It is highly likely that at some point, you will be asked to keep service available
for a particular group during a maintenance window. It may be something
unforeseen, such as a newly discovered bug that engineering needs to work
on all weekend, or it may be a new mode of operation for a division, such
as customer support switching to 24/7 service and needing continuous access
to its systems to meet its contracts. Internet services, remote access, global
networks, and new-business pressure reduce the likelihood that a full and
complete outage will be permitted.
Planning for this requirement could involve rearchitecting some services
or introducing added layers of redundancy to the system. It may involve
making groups more autonomous or distinct from one another.
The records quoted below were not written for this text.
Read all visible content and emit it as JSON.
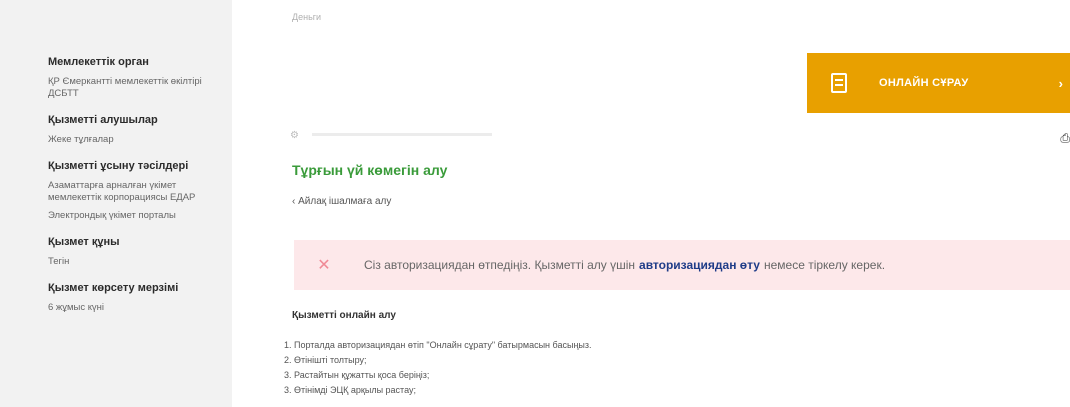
{
  "sidebar": {
    "sections": [
      {
        "title": "Мемлекеттік орган",
        "items": [
          "ҚР Ємеркантті мемлекеттік өкілтірі ДСБТТ"
        ]
      },
      {
        "title": "Қызметті алушылар",
        "items": [
          "Жеке тұлғалар"
        ]
      },
      {
        "title": "Қызметті ұсыну тәсілдері",
        "items": [
          "Азаматтарға арналған үкімет мемлекеттік корпорациясы ЕДАР",
          "Электрондық үкімет порталы"
        ]
      },
      {
        "title": "Қызмет құны",
        "items": [
          "Тегін"
        ]
      },
      {
        "title": "Қызмет көрсету мерзімі",
        "items": [
          "6 жұмыс күні"
        ]
      }
    ]
  },
  "main": {
    "top_crumb": "Деньги",
    "online_button": {
      "label": "ОНЛАЙН СҰРАУ",
      "icon": "document-icon",
      "arrow": "›"
    },
    "page_title": "Тұрғын үй көмегін алу",
    "back_link": "‹ Айлақ ішалмаға алу",
    "alert": {
      "icon": "warning-icon",
      "text": "Сіз авторизациядан өтпедіңіз. Қызметті алу үшін",
      "link": "авторизациядан өту",
      "tail": "немесе тіркелу керек.",
      "color": "#fde8ea"
    },
    "steps_title": "Қызметті онлайн алу",
    "steps": [
      "1. Порталда авторизациядан өтіп \"Онлайн сұрату\" батырмасын басыңыз.",
      "2. Өтінішті толтыру;",
      "3. Растайтын құжатты қоса беріңіз;",
      "3. Өтінімді ЭЦҚ арқылы растау;"
    ]
  },
  "colors": {
    "accent": "#e8a000",
    "title": "#3a9b3a",
    "link": "#1f3c88",
    "sidebar_bg": "#f2f2f2"
  }
}
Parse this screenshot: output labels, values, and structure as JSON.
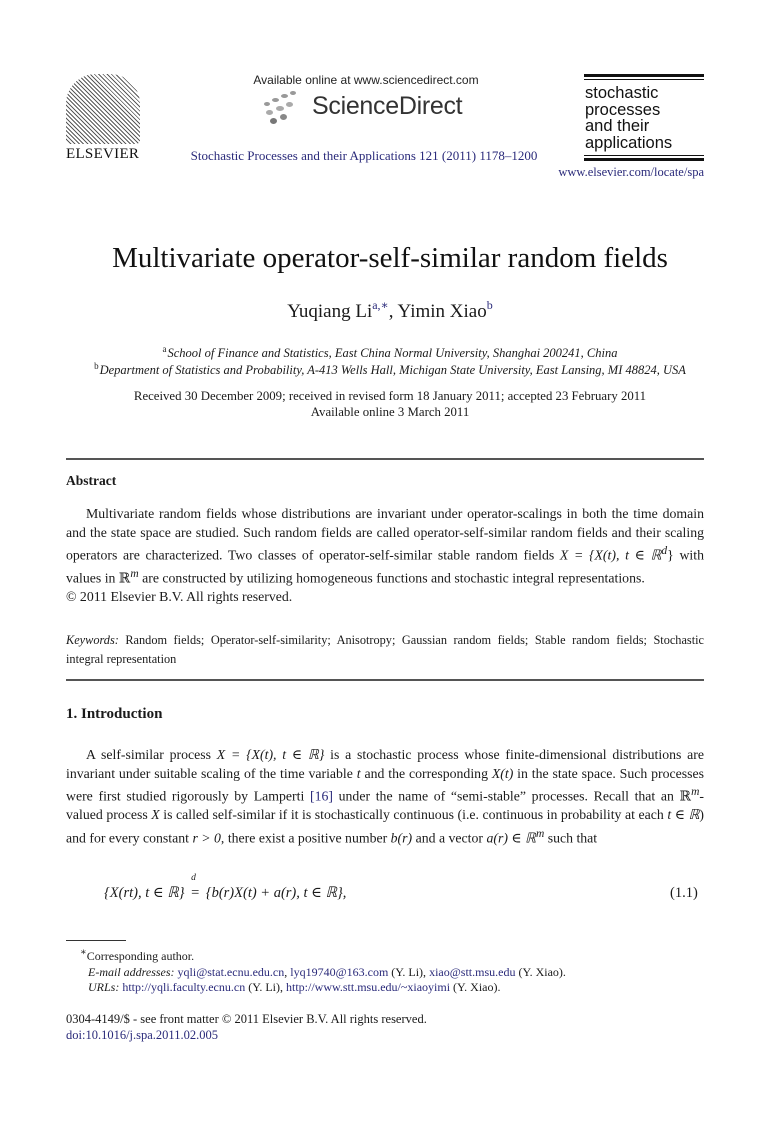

Making
these changes to your network can be significant tasks by themselves,
likely requiring their own maintenance window; it is best to be prepared
for these requests before they arrive, or you may be left without time to
prepare.
To approach this task, find out what the customers will need to be
able to do during the maintenance window. Ask a lot of questions, and
use your knowledge of the systems to translate these needs into a set of
service-availability requirements. For example, customers will almost certainly
need name service and authentication service. They may need to be
able to print to specific printers and to exchange email within the company
or with customers. They may require access to services across widearea
connections or across the Internet. They may need to use particular
databases; find out what those machines depend on. Look at ways to make
the database machines redundant so that they can also be properly maintained
without loss of service. Make sure that the services they depend on
are redundant. Identify what pieces of the network must be available for
the services to work. Look at ways to reduce the number of networks that
must be available by reducing the number of networks that the group uses
and locating redundant name servers, authentication servers, and print
servers on the group’s networks. Find out whether small outages are acceptable,
such as a couple of 10-minute outages for reloading network
equipment. If not, the company needs to invest in redundant network
equipment.
Devise a detailed availability plan that describes exactly what services
and components must be available to that group. Try to simplify it by consolidating
the network topology and introducing redundant systems for those
networks. Incorporate availability planning into the master plan by ensuring
that redundant servers are not down simultaneously